考えてみれば、彼女自身は先刻から、山本にすすめる倍以上のペースで飲んでいるのだ。
「いや…そんなことは…」
「だったらもっと飲みなさいよ。男でしょ」
強引に空けさせたグラスに、またビールを注ぐ。
「男である以前に、教師としてこれはちょっとマズイかなぁ、と…」
バニー姿の女生徒にお酌をさせている高校教師…。
バレたら、クビはおろか、女性週刊誌やワイドショーのネタにされるのは必至だった。
やれやれ…
そのため息が今日何度目のものだったか、もう憶えてはいない。
ため息をつきながら、部屋の様子を見回した。
「や…あん…ダメェ…姫様ぁ…」
晶を背後から抱きすくめ、愛姫はそのうなじに舌を這わせる。
いちおう抵抗している晶の手には、もう力がこもっていない。
すぐ横では、美咲が興味津々といった様子で二人を眺めている。
「…で、真保先輩に教わった卵の芸、家で練習したんですけどね…」
真保と美乃の周りでは、なぜか十羽ちかいヒヨコが走り回っていた。
「…失敗して、ずいぶん焼き鳥にしちゃいましたよ〜」
あはは〜と、二人は声をそろえて笑う。
卵を割って、フライパンで目玉焼きをつくるフリをして、蓋を取るとそこにヒヨコがいる、という真保得意の手品の話である。
山本には、あまり笑い事ではないように思えた。
部屋の電話が鳴ったのを好機と、山本はしつこくからんでくる真理恵から離れる。
受話器を取ると、相手は学生時代からの友人の一人だった。
『よぉ、いま山田たちと一緒に飲んでるんだけど、お前も出てこないか? どうせ、一人寂しい正月なんだろ? 寂しい者同士集まって騒ごうじゃないか。はっはっは』
すでにかなりできあがっているのだろう、陽気な声が聞こえてくる。
「あ〜」
山本は曖昧な返事をして、もう一度部屋の惨状を見回した。
確かに、ここから逃げ出した方が平和かもしれない。
この連中は放っておいても勝手に騒いでいることだろう。
合い鍵も持っていることだし、別に彼がいる必要はない。
こんな連中でも、宴会が終われば、ちゃんと後片付けと掃除をして帰るくらいの礼儀は心得ていた。
「そうだな…」
これから行く、と言いかけたとき、背後に人の気配を感じた。
「ねぇ〜、電話なんかしてないで、はやく続きしようよぉ…」
その甘ったるい声に、一瞬誰かわからなかった。
しかし、電話の相手にも聞こえたことは確かだ。
もちろん、そのつもりで言った台詞に違いない。
山本は、反射的に受話器を置いた。
「こ、金野、おまえな〜」
「あれ、センセもしかして怒った?」
まったく悪びれない様子で、真理恵がけらけらと笑っている。
「ふつう怒るぞ?」
「え〜、罪のない軽いジョークじゃない。じゃあ、お詫びに『ワカメ酒』してあげる!」
「わ〜っっ! やめんか〜っっっ!」
本気でバニースーツを脱ぎはじめた真理恵を、あわてて押さえる。
「ど〜して? 男のあこがれでしょ? ワカメ酒」
「それはそうだが…いや、そうじゃなくて!」
「それとも、センセが代わりにする? サオ酒」
「誰がするかぁぁっっっ!」
結局、宴会がいつまで続いていたのか覚えていない。
いつの間にか、眠ってしまっていたから。
山本が目を覚ますと、もう外は明るくなっていた。
いつのまに片付けたのか、部屋の中はきれいに掃除されていて、テーブルの上にはお節の重箱が置いてある。
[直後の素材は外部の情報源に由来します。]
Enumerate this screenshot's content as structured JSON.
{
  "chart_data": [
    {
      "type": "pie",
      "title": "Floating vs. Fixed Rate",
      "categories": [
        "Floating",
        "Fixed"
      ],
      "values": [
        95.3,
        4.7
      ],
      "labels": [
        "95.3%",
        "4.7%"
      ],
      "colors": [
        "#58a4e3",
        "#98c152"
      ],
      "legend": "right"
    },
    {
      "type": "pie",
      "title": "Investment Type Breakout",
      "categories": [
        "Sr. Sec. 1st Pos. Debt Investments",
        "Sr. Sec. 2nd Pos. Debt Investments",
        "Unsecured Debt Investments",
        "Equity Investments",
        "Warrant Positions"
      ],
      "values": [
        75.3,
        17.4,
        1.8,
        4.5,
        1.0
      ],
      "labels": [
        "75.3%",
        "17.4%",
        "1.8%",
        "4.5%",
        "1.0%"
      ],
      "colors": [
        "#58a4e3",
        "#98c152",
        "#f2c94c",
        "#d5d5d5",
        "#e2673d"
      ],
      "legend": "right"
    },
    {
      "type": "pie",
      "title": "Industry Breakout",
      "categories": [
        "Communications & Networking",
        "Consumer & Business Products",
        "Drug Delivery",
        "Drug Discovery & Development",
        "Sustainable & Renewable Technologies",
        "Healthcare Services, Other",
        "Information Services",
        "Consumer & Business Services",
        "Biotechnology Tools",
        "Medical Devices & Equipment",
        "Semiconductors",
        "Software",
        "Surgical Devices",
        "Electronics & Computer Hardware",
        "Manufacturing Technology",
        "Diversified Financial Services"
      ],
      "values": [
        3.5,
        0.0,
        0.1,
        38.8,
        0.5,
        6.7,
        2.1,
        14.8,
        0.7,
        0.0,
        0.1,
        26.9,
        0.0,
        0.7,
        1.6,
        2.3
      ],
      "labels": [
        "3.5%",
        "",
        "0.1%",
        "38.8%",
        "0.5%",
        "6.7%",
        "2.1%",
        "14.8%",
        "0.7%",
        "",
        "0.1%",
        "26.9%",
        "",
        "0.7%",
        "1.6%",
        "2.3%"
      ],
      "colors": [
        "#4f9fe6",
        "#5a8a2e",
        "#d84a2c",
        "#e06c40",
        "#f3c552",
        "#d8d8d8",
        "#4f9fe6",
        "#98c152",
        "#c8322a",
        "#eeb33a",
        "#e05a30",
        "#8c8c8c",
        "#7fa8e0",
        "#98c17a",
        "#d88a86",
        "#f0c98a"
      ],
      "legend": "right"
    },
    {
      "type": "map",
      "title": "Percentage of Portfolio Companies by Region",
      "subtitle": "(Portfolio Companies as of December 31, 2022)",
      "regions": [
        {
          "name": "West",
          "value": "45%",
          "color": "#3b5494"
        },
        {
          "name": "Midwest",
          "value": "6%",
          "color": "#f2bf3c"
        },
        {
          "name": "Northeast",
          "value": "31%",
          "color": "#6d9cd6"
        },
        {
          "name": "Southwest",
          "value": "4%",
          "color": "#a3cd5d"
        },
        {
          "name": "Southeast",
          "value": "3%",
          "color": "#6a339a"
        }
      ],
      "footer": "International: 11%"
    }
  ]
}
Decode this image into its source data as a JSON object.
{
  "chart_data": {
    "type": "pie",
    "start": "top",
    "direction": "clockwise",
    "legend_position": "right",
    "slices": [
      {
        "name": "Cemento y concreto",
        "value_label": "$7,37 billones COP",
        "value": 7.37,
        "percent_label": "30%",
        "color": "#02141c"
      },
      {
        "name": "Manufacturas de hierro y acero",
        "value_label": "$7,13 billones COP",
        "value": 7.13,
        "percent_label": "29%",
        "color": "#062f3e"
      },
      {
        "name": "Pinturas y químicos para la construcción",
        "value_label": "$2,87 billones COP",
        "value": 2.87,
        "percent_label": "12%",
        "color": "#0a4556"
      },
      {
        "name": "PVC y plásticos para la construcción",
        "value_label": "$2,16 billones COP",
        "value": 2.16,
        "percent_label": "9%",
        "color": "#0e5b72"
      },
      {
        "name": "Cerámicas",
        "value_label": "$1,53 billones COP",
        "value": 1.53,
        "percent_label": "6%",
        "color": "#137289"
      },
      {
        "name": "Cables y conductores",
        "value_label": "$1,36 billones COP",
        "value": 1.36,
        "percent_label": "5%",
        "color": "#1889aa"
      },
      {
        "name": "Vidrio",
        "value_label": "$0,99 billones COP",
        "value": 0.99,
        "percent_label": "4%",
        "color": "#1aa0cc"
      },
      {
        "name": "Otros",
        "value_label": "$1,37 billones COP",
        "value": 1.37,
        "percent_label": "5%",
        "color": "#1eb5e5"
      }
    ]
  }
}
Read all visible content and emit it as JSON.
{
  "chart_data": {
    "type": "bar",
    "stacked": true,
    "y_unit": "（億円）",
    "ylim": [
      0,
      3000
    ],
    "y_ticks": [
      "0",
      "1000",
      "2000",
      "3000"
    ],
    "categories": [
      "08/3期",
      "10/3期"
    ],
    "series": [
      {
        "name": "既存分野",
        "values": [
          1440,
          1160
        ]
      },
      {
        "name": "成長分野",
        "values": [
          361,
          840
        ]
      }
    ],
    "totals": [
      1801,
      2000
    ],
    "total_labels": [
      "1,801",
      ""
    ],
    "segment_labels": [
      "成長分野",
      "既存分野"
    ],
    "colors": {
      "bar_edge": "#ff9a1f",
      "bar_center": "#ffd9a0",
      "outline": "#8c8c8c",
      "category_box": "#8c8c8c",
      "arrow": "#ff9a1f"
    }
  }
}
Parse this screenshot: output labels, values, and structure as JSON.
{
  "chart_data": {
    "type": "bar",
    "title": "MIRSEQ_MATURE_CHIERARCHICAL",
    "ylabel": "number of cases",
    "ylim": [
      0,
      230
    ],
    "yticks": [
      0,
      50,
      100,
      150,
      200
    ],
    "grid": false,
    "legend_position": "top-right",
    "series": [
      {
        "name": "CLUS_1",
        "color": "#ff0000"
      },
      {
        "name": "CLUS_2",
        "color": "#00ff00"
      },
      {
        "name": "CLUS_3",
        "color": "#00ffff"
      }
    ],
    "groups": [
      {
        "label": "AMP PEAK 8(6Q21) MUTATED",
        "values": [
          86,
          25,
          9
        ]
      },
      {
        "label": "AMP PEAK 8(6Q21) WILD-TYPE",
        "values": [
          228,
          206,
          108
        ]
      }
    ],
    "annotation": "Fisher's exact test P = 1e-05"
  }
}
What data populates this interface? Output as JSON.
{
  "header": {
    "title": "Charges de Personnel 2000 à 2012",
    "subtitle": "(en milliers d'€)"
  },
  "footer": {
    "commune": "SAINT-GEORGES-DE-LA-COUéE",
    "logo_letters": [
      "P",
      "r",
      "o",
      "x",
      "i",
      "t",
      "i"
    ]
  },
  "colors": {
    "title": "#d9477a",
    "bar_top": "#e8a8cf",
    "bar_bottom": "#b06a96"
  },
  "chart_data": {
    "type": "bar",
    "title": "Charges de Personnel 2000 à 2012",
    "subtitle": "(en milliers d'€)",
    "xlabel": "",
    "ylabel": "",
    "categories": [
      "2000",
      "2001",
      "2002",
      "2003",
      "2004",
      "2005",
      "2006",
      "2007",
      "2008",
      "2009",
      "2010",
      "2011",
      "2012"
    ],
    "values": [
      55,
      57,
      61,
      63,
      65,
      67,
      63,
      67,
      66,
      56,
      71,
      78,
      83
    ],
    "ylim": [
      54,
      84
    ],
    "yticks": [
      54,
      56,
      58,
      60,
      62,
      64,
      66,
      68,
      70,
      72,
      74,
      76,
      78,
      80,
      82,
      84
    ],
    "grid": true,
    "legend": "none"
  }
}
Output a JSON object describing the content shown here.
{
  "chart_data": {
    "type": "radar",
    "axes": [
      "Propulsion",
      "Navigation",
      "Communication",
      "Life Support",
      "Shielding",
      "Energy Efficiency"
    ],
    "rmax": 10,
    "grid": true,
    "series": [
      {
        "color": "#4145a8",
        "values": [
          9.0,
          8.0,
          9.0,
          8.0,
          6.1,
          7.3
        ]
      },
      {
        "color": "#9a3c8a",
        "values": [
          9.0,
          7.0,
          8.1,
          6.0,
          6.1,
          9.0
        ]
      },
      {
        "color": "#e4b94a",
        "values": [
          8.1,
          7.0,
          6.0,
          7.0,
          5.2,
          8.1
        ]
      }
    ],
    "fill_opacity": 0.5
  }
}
教え子たちの姿はなく、代わりに、一枚のメモが残されていた。
『明けましておめでとう。
一度、着替えに帰るね。
あとでみんなと一緒に初詣に行こ?
あ、それまでにお年玉も用意しとくこと。
―真理恵―』
山本は苦笑する。
まったく、あの娘たちときたら…。
いや、しかし、
考えようによっては、
ヤロー同士で飲んでる友人たちに比べれば、
これはこれで、それなりに幸せなのかもしれない。